La figura del medico per secoli ha rivestito una notevole importanza nella vita  dei comuni, e in misura ancor più marcata in quelli di minori dimensioni. In quelli piccoli come il nostro, dove il medico era uno solo, era più che una figura di spicco, una vera e propria autorità. Era da solo, equivaleva quindi al “protomedico”, come dire il responsabile sanitario delle grandi città o delle istituzioni ospedaliere.  Da quando a Santa Natoglia fu istituito questo ruolo e posto a carico del bilancio comunale, è sempre stato il servizio maggiormente considerato e, quindi, quello più remunerato.

Jan Steen – Medico e paziente , 1661

Nell’affondare le mani e lo sguardo nelle carte che custodiscono il nostro passato, non potrà che risultare, tra le altre cose, la redazione di un repertorio di coloro che si sono avvicendati in questo ruolo a partire dalla prima metà del ‘500 in poi, fino ai giorni nostri, passando attraverso le fasi di sviluppo dell’arte medica, dal “medico fisico”, che era il ‘vero’ medico, quello laureato, ben distinto dal “cerusico” ovvero chirurgo, che finché non venne disciplinata la chirurgia accorpandola allo studio della medicina, altri non era che un praticone, un empirico (barbieri, tosatori, norcini, gente che insomma aveva dimestichezza con strumenti da taglio), fino all’avvento del “medico condotto”, figura che molti di noi ancora ricordano e che tramontò definitivamente nel 1978, con la legge che istituì la figura del “medico di famiglia” e che tolse ai comuni l’incombenza sanitaria.  

In larga parte sarà un flusso di nomi, di date, e luoghi di provenienza, senza particolari note attrattive.  Dall’arido elenco si staglieranno però alcune individualità, emergeranno alcuni personaggi su cui varrà la pena soffermarsi e che, per motivi diversi, ci aiuteranno anche a raccontare l’epoca in cui vissero e il periodo in cui a loro fu affidata la salute dei nostri antenati.

E’ il caso di un medico che, anche se per poco tempo, ebbe in cura i santanatogliesi della fine del ‘600.  Una figura quanto mai particolare, come medico e come uomo.

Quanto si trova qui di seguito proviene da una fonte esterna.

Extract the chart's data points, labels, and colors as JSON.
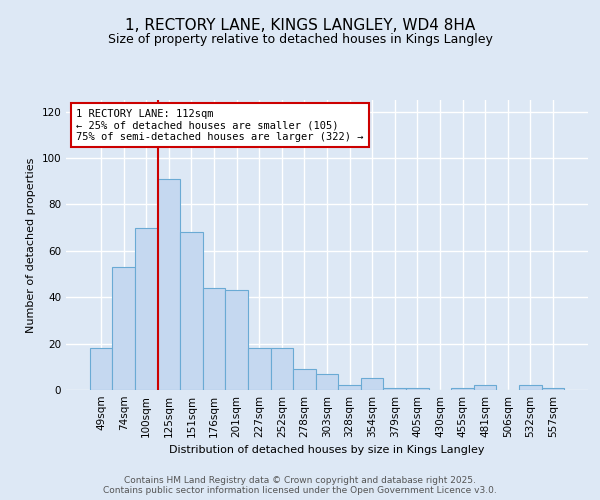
{
  "title": "1, RECTORY LANE, KINGS LANGLEY, WD4 8HA",
  "subtitle": "Size of property relative to detached houses in Kings Langley",
  "xlabel": "Distribution of detached houses by size in Kings Langley",
  "ylabel": "Number of detached properties",
  "categories": [
    "49sqm",
    "74sqm",
    "100sqm",
    "125sqm",
    "151sqm",
    "176sqm",
    "201sqm",
    "227sqm",
    "252sqm",
    "278sqm",
    "303sqm",
    "328sqm",
    "354sqm",
    "379sqm",
    "405sqm",
    "430sqm",
    "455sqm",
    "481sqm",
    "506sqm",
    "532sqm",
    "557sqm"
  ],
  "values": [
    18,
    53,
    70,
    91,
    68,
    44,
    43,
    18,
    18,
    9,
    7,
    2,
    5,
    1,
    1,
    0,
    1,
    2,
    0,
    2,
    1
  ],
  "bar_color": "#c5d8f0",
  "bar_edge_color": "#6aaad4",
  "background_color": "#dde8f5",
  "grid_color": "#ffffff",
  "vline_x": 2.5,
  "vline_color": "#cc0000",
  "annotation_text": "1 RECTORY LANE: 112sqm\n← 25% of detached houses are smaller (105)\n75% of semi-detached houses are larger (322) →",
  "annotation_box_facecolor": "#ffffff",
  "annotation_box_edgecolor": "#cc0000",
  "footer_line1": "Contains HM Land Registry data © Crown copyright and database right 2025.",
  "footer_line2": "Contains public sector information licensed under the Open Government Licence v3.0.",
  "ylim": [
    0,
    125
  ],
  "yticks": [
    0,
    20,
    40,
    60,
    80,
    100,
    120
  ],
  "title_fontsize": 11,
  "subtitle_fontsize": 9,
  "footer_fontsize": 6.5,
  "tick_fontsize": 7.5,
  "ylabel_fontsize": 8,
  "xlabel_fontsize": 8
}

Siamo nell’autunno del 1698.   Proviamo a seguire l’incedere stanco di un ultrasettantenne, che percorre le strade del nostro paese.  Il passo incerto non sminuisce la figura austera, esaltata dall’abbigliamento che lo distingue e dalla folta e lunga chioma ormai incanutita.   E’ un salire stanco lungo l’erta che conduce al Palazzo del Consiglio, la sede priorale; una fatica che lo costringe a brevi soste in cui si guarda appena intorno, evitando di voltarsi indietro perché dall’alto verso il basso, se anche solo lo sguardo scivolasse sulle pietre sconnesse de “le scalette“, forse gli si replicherebbe l’esito di una vita che a lui, uomo di medicina e uomo di lettere avvezzo ad inquadrare in ben altre cornici la sua persona e la sua opera, lo ha sprofondato fino a farlo precipitare in questa sperduta contrada. Non è la prima volta che esercita in una piccola realtà, ma Santa Natoglia, a prima vista, è davvero uno sputo.  Ma è stato lui stesso a scegliere. Ha scelto e è stato scelto.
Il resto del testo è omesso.